Image by Drewdlecam via Flickr
For the past several years, I’ve had dreams that fit a certain recurring pattern. In many dreams, I found myself required to do a task I was entirely unprepared for and lacked the skills to do. This could be as simple as being required to go on stage and play a part in a play when I’d never learned the lines. Or this could be as fantastical as me trying to perform some super-human feat in a life-or-death situation. (Imagine everyone thinking you’re superman and expecting you to fly up to catch Lois Lane when you’re really just an ordinary human.) Such dreams often leave me feeling frustrated and disappointed in myself.
I thought of these kinds of dreams after I woke up this morning from another dream. In many ways, this dream had all the makings to be one of those dreams. In this dream, however, I was up to the task before me. And it felt good, if a little weird. (I mean, the task is so out of character for me.)
In this dream, I walked into an old tavern or saloon. As I walked through the door, I took in my surroundings. By the time I reached the table I had picked to sit at, I became aware that everyone in the tavern wanted me dead. In fact, they were prepared to kill me at any second. So I did what any self-respecting gunslinger (for apparently, that’s exactly what I was) would do: I killed them first.
Just as I reached my table I drew my trusty guns (with an apparently endless supply of chambered rounds), and began firing in a measured and methodical pattern. Each shot hit its mark and fell its target on the spot. Few were able to respond in time before my bullet found a vital organ, and those who did missed.
I was amazed by the calm I felt during the entire experience, as though I was working entirely on automatic pilot the entire time.
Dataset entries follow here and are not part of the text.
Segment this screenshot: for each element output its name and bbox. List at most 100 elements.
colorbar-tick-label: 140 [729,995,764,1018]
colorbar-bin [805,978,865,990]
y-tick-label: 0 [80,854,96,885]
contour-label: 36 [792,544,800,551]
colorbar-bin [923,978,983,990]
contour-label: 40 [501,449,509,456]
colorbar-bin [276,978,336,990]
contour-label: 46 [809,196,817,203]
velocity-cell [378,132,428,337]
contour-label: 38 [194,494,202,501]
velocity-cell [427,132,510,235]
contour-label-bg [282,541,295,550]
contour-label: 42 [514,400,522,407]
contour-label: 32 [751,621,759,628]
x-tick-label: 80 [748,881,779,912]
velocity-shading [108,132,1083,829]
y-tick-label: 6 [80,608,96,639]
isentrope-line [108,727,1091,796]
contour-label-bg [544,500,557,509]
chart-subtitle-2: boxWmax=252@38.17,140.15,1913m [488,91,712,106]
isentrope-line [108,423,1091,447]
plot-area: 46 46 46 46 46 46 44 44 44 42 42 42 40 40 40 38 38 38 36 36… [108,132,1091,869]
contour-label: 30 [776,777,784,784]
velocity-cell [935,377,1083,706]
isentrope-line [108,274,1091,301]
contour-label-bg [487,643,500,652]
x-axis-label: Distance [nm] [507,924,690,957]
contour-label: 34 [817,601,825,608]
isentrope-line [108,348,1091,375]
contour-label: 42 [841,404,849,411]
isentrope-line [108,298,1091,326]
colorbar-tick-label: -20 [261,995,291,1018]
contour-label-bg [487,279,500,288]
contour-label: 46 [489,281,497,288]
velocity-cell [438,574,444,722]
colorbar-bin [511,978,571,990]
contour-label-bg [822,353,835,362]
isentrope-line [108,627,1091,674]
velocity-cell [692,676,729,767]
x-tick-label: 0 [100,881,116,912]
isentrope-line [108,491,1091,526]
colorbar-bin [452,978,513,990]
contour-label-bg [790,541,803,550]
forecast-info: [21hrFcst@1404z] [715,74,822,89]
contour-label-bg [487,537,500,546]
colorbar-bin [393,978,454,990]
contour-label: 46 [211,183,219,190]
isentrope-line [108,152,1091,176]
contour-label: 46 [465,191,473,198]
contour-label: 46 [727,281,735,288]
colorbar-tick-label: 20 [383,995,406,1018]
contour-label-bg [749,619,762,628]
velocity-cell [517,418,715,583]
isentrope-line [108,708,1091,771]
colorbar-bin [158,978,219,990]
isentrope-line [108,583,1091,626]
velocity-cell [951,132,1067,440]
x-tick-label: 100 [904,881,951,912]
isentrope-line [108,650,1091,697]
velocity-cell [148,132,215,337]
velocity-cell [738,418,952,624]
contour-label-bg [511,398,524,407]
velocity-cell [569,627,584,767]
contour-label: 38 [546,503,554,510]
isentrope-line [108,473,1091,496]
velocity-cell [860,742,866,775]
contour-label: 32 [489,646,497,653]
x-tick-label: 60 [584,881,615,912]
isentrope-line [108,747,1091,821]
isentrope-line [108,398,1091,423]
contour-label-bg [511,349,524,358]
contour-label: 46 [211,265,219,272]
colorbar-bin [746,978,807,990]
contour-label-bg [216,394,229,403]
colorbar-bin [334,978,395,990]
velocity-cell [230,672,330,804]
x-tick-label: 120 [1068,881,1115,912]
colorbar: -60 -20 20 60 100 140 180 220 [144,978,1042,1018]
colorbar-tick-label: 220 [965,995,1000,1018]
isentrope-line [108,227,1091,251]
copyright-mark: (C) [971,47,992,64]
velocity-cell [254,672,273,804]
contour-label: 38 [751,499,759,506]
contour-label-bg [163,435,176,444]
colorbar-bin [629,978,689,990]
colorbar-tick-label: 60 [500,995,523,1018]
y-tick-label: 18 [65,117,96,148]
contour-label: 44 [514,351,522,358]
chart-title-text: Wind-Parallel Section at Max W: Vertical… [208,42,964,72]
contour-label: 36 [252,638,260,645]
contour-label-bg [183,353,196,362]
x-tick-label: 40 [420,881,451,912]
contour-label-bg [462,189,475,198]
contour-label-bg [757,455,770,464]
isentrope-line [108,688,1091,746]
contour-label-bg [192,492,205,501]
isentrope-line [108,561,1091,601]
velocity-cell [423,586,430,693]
In many ways, the entire experience reminded me of Roland from Stephen King‘s Dark Tower series. In fact, i almost felt like I was Roland. (This is interesting because King often compared his gunslingers from that series to the Arthurian knights, with a high code of honor and ethics.)
This was a pleasantly surprising dream in that this is precisely the kind of dream set-up where I’d normally be ill-suited and ill-prepared for the task and I’d know that I’m about to die. So I felt a certain amount of triumph in the knowledge that I was perfectly capable of handling the situation.
I am a bit creeped out by the fact that the one thing I was capable of accomplishing is killing a room-full of people, though.